Deputy Secretary Wally Adeyemo: No, they do not, Senator. 

Senator Warren: Alright, let’s ask about a partner in a law firm or a private equity fund –  when they get millions of dollars as a distribution of profits from their firm, does the IRS get true third-party verification of how much money they make?

Deputy Secretary Wally Adeyemo: No, they do not.

Senator Warren: Okay. So when rich people rake in millions in sales or profits distributions, they’re on the honor system. So, tell me, Deputy Secretary, how is the honor system working right now?

Deputy Secretary Wally Adeyemo: It's not working well, Senator. As you know, the top 1% of earners in America underpay their taxes by more than $150 billion dollars each year. Almost $2 trillion dollars over the course of ten years. 

Senator Warren: More than $150 billion dollars a year is lost by these top earners. And that is exactly why Congress is considering a simple new third party reporting requirement. Under this proposal, banks would report just two, very general numbers to the IRS each year: the total dollars that have come into an account, and the total dollars that have gone out.

This means the IRS can spot wealthy tax cheats that have millions of dollars flowing into an account but they’re not reporting any money on their tax return.

Now, many rich people are unhappy with the, or happy now with the current system. And the banks who serve them are also happy. So they started a campaign to keep the IRS in the dark about tax cheating. And some of these folks are just outright lying about the proposal, claiming, for example, that it would give the IRS information on individual transactions, and some Republicans have picked up on these lies. So let’s go through some of these. Deputy Secretary Adeyemo, just to set the record straight, under this proposal, if I bought new tires, or a couch, or a cow – would the IRS know about it? 

Deputy Secretary Wally Adeyemo: No, they would not, Senator.

Senator Warren: Well, if I paid my friend Sherrod, paid him back for buying me a cup of coffee – would the IRS know about it?

Deputy Secretary Wally Adeyemo: No, they would not, Senator.
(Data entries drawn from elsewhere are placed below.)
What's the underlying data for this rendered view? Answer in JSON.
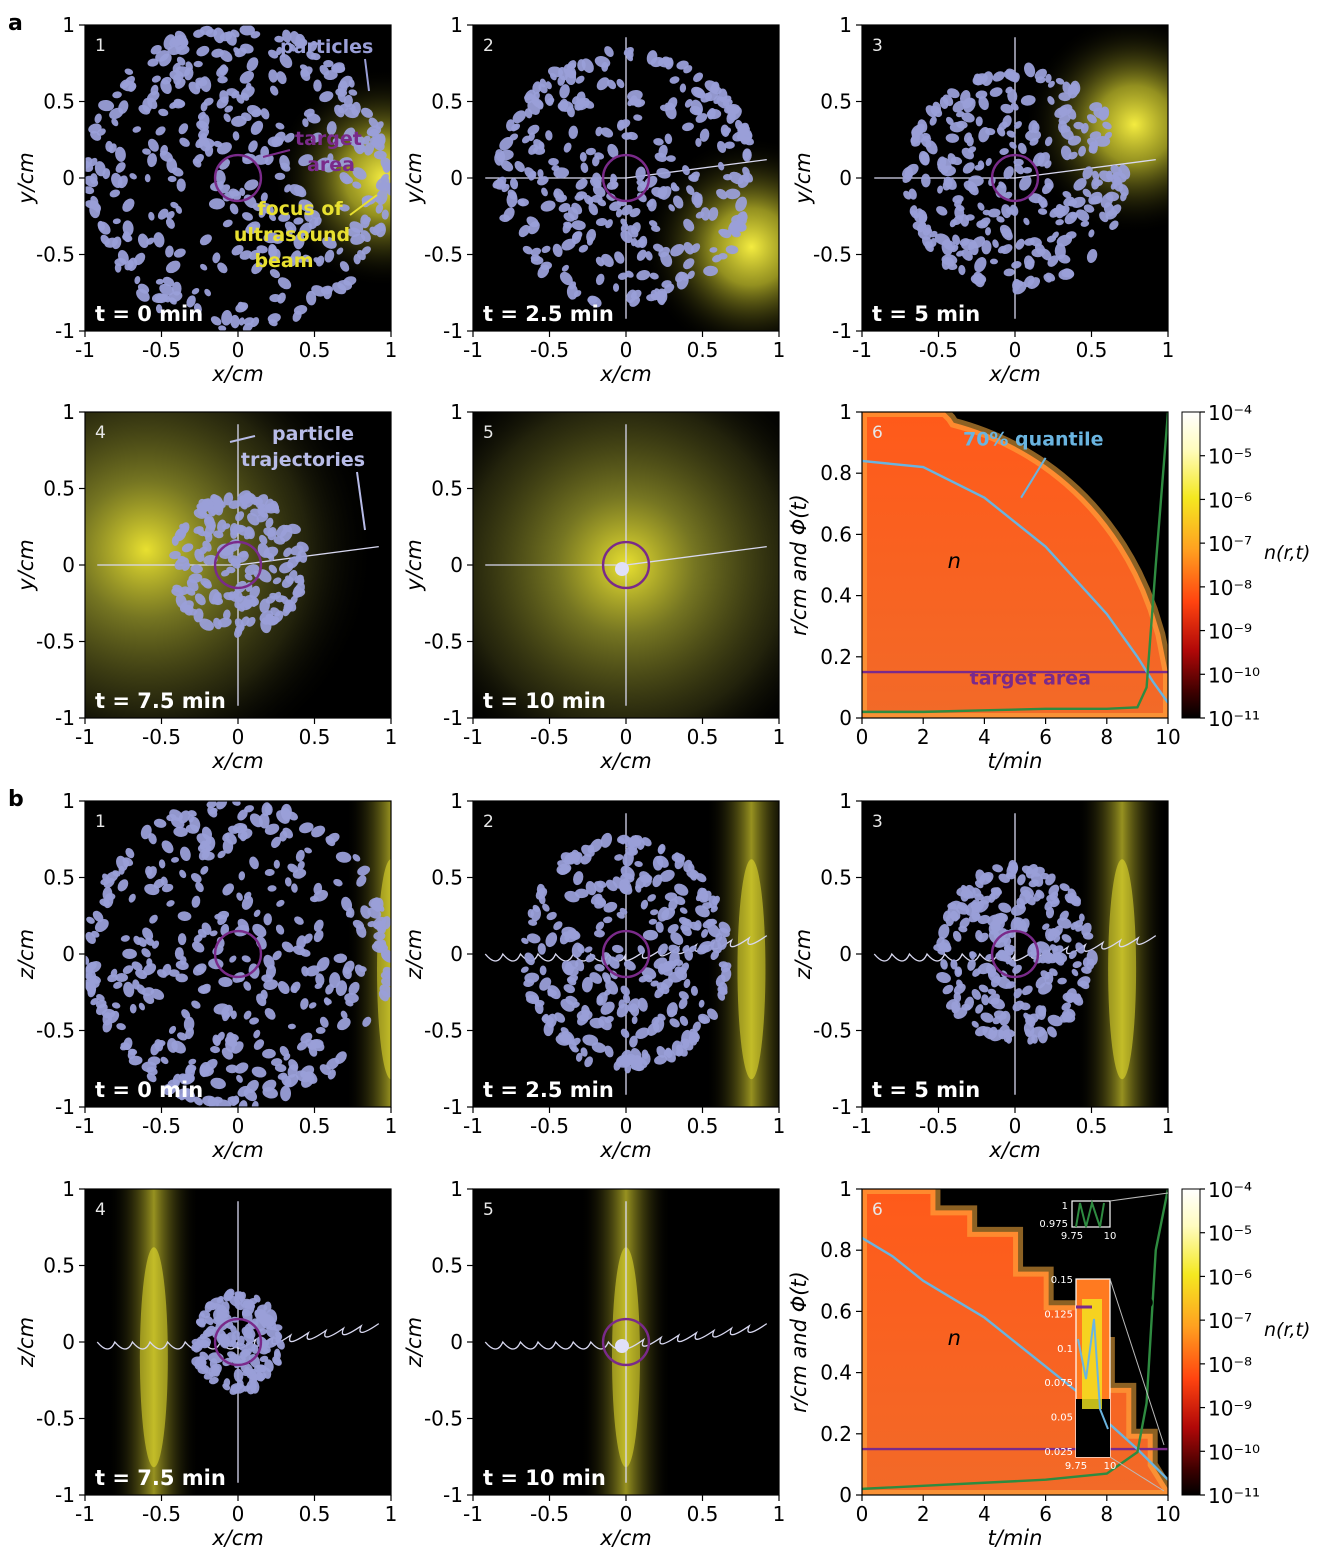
{
  "figure": {
    "section_a": "a",
    "section_b": "b",
    "axis": {
      "xlabel": "x/cm",
      "ylabel_a": "y/cm",
      "ylabel_b": "z/cm",
      "ticks": [
        "-1",
        "-0.5",
        "0",
        "0.5",
        "1"
      ],
      "rlabel": "r/cm and Φ(t)",
      "tlabel": "t/min",
      "rticks": [
        "0",
        "0.2",
        "0.4",
        "0.6",
        "0.8",
        "1"
      ],
      "tticks": [
        "0",
        "2",
        "4",
        "6",
        "8",
        "10"
      ]
    },
    "snapshots": [
      {
        "panel": "1",
        "time": "t = 0 min",
        "radius": 1.0
      },
      {
        "panel": "2",
        "time": "t = 2.5 min",
        "radius": 0.84
      },
      {
        "panel": "3",
        "time": "t = 5 min",
        "radius": 0.72
      },
      {
        "panel": "4",
        "time": "t = 7.5 min",
        "radius": 0.45
      },
      {
        "panel": "5",
        "time": "t = 10 min",
        "radius": 0.08
      }
    ],
    "snapshots_b_radius": [
      1.0,
      0.76,
      0.58,
      0.32,
      0.05
    ],
    "panel6": {
      "number": "6",
      "quantile_label": "70% quantile",
      "phi_label": "Φ",
      "n_label": "n",
      "target_label": "target area",
      "target_radius": 0.15,
      "colorbar_label": "n(r,t)",
      "colorbar_ticks": [
        "10⁻⁴",
        "10⁻⁵",
        "10⁻⁶",
        "10⁻⁷",
        "10⁻⁸",
        "10⁻⁹",
        "10⁻¹⁰",
        "10⁻¹¹"
      ]
    },
    "inset_top": {
      "y_ticks": [
        "1",
        "0.975"
      ],
      "x_ticks": [
        "9.75",
        "10"
      ]
    },
    "inset_bottom": {
      "y_ticks": [
        "0.15",
        "0.125",
        "0.1",
        "0.075",
        "0.05",
        "0.025"
      ],
      "x_ticks": [
        "9.75",
        "10"
      ]
    },
    "annotations": {
      "particles": "particles",
      "target_area": "target area",
      "focus": "focus of ultrasound beam",
      "trajectories": "particle trajectories"
    },
    "colors": {
      "particle": "#9a9fd8",
      "target": "#7a2a8a",
      "focus": "#e8e030",
      "quantile": "#6ab4e0",
      "phi": "#2e8b40"
    },
    "chart_data": [
      {
        "type": "area",
        "title": "",
        "xlabel": "t/min",
        "ylabel": "r/cm and Φ(t)",
        "xlim": [
          0,
          10
        ],
        "ylim": [
          0,
          1
        ],
        "series": [
          {
            "name": "70% quantile",
            "x": [
              0,
              2,
              4,
              6,
              8,
              9,
              9.5,
              10
            ],
            "values": [
              0.84,
              0.82,
              0.72,
              0.56,
              0.34,
              0.2,
              0.12,
              0.05
            ]
          },
          {
            "name": "Φ",
            "x": [
              0,
              2,
              4,
              6,
              8,
              9,
              9.3,
              9.6,
              10
            ],
            "values": [
              0.02,
              0.02,
              0.025,
              0.03,
              0.03,
              0.035,
              0.1,
              0.5,
              1.0
            ]
          }
        ]
      },
      {
        "type": "area",
        "title": "",
        "xlabel": "t/min",
        "ylabel": "r/cm and Φ(t)",
        "xlim": [
          0,
          10
        ],
        "ylim": [
          0,
          1
        ],
        "series": [
          {
            "name": "70% quantile",
            "x": [
              0,
              1,
              2,
              3,
              4,
              5,
              6,
              7,
              8,
              9,
              10
            ],
            "values": [
              0.84,
              0.78,
              0.7,
              0.64,
              0.58,
              0.5,
              0.42,
              0.34,
              0.24,
              0.15,
              0.05
            ]
          },
          {
            "name": "Φ",
            "x": [
              0,
              2,
              4,
              6,
              8,
              9,
              9.3,
              9.6,
              10
            ],
            "values": [
              0.02,
              0.03,
              0.04,
              0.05,
              0.07,
              0.14,
              0.3,
              0.8,
              1.0
            ]
          }
        ]
      }
    ]
  }
}
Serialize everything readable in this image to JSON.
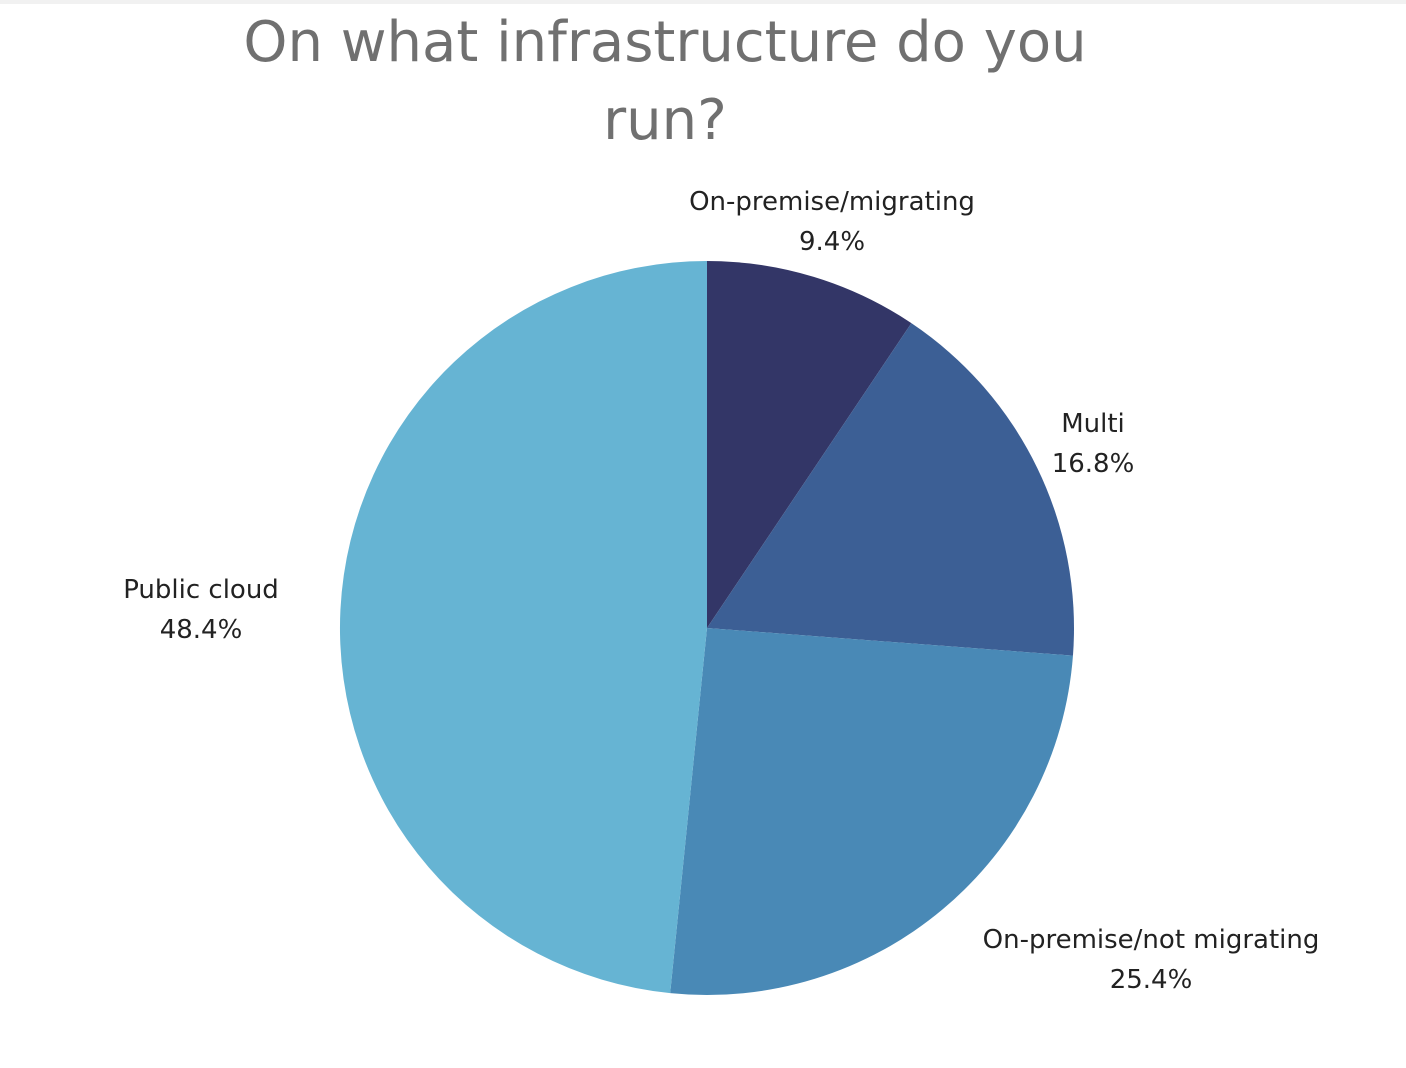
{
  "chart_data": {
    "type": "pie",
    "title": "On what infrastructure do you run?",
    "slices": [
      {
        "label": "On-premise/migrating",
        "value": 9.4,
        "display": "9.4%",
        "color": "#333667"
      },
      {
        "label": "Multi",
        "value": 16.8,
        "display": "16.8%",
        "color": "#3c5f95"
      },
      {
        "label": "On-premise/not migrating",
        "value": 25.4,
        "display": "25.4%",
        "color": "#4989b6"
      },
      {
        "label": "Public cloud",
        "value": 48.4,
        "display": "48.4%",
        "color": "#66b4d3"
      }
    ],
    "start_angle_deg": 0,
    "direction": "clockwise",
    "legend": "none"
  }
}
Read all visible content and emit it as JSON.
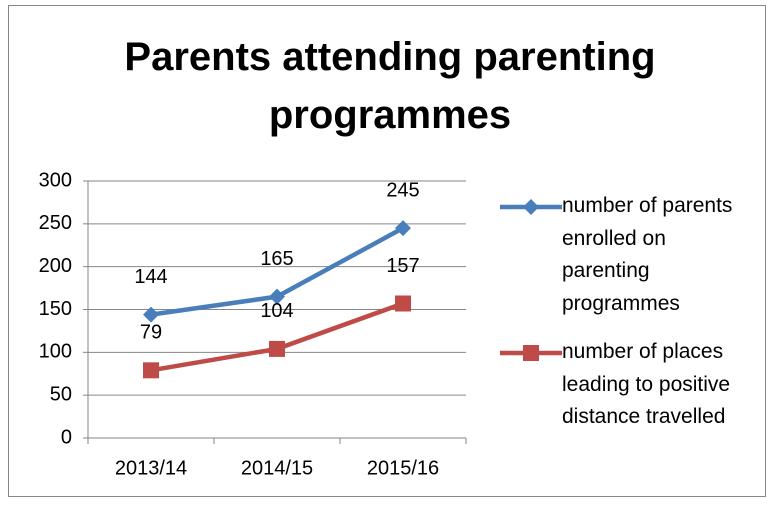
{
  "chart_data": {
    "type": "line",
    "title": "Parents attending parenting programmes",
    "categories": [
      "2013/14",
      "2014/15",
      "2015/16"
    ],
    "series": [
      {
        "name": "number of parents enrolled on parenting programmes",
        "color": "#4a7ebb",
        "marker": "diamond",
        "values": [
          144,
          165,
          245
        ]
      },
      {
        "name": "number of places leading to positive distance travelled",
        "color": "#be4b48",
        "marker": "square",
        "values": [
          79,
          104,
          157
        ]
      }
    ],
    "ylim": [
      0,
      300
    ],
    "yticks": [
      0,
      50,
      100,
      150,
      200,
      250,
      300
    ],
    "grid": true,
    "legend": "right"
  }
}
Senator Warren: Would anything, anything at all, in this proposal cause the IRS to increase audit rates on folks making less than $400,000?

Deputy Secretary Wally Adeyemo: No, Senator, it would actually allow us to reduce audits on those individuals and increase our ability to go after those who are more likely to cheat the system by underpaying their taxes, which are wealthy taxpayers.

Senator Warren: Well, thank you, Deputy Secretary. You know, this proposal would help un-rig our tax system just a little bit, making sure that the wealthy have to pay the taxes they owe, just like everyone else does. So tell me, why have the lobbyists been fighting this proposal so fiercely? Small businesses have been putting together W-2s for their employees every year for a zillion years – don’t tell me that the banks can’t do this.

Deputy Secretary Wally Adeyemo: Senator, those who don’t seek to pay their fair share will go to no ends to try and avoid taxation, and that’s exactly what we’re seeing here. The President’s goal ultimately is to level the playing field so that wealthy individuals have to pay taxes in the same way that working class pay every day in America.

Senator Warren: Well, thank you very much. You know, the Democrats are fighting for tax reforms that will help ensure that the very rich and giant corporations start paying their fair share. And, I get it, that the lobbyists and the rich people that they represent are going to fight us with everything they’ve got, including spending millions on these campaigns, but we need to make the tax system fairer, and this is one of the critical ways we can do it. Thank you for your help on this. Thank you, Mr. Chairman.